This past January, I took another trip to Los Angeles and got to do one of my favorite things in the world – tour Warner Bros. Studios. While riding through the backlot, one of of exterior homes caught my attention, though the color seemed off. “Is that the Seaver house from “Growing Pains?” I asked the tour guide. “Yeah, good eye,” he said. I then asked if we could stop to get pictures outside of it, and he said that I was the first person to make that request. Standing outside the Seaver house the way they did in the opening credits brought out a giddiness in me that I probably haven’t exuded since toddlerhood. Again, naturally, I had to let Alan know about this experience.

Most recently, I had the awesome opportunity of hanging out with him, Tracey Gold, and Jeremy Miller at a throwback convention in Chicago called ‘Rewind’ (it should be acknowledged that the whole reason I knew about the event is because I saw Alan tweet about it this past summer.) While working as a social media coordinator for the event, I attempted to capture as many moments as possible. One of those iconic moments was the fact that three of the Seavers were reunited. Getting this shot of the three of them was one of my favorite parts of the weekend (and one of the highlights of my life as “GP” is one of my all-time favorite shows.) And, sitting in on the Seaver Q&A panel was an amazing thing to watch unfold.

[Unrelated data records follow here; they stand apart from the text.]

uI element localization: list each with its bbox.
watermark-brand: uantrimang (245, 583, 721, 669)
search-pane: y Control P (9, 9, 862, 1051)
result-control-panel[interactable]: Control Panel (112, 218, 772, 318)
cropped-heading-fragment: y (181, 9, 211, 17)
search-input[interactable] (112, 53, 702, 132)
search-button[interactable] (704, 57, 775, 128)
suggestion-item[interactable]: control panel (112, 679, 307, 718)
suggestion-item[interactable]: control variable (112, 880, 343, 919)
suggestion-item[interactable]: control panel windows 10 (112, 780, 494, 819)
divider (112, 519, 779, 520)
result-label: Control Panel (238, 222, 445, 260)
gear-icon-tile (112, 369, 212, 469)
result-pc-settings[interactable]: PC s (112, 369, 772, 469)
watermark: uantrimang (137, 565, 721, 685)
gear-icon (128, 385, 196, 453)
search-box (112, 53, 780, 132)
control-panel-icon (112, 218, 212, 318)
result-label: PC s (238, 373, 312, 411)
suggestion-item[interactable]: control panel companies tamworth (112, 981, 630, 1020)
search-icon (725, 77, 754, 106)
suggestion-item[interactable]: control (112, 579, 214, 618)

The day after taking this photo, I stopped into the hotel restaurant to grab a quick bagel with some friends before going into the convention for the day. Alan was sitting at the table behind us, and as I got up to leave, we exchanged a quick smile. I am so saddened to hear of his passing, and will continue to appreciate his work in the years to come. If you haven’t already, do yourself a favor by reading his Huffington Post column or by watching his Boomerologist videos, his dry sense of humor was something that pulled me out of the worst of moods, and his list of entertainment (and charitable) accolades is something to be admired. Alan Thicke was one of my favorite entertainers on this planet, and he will most definitely be missed.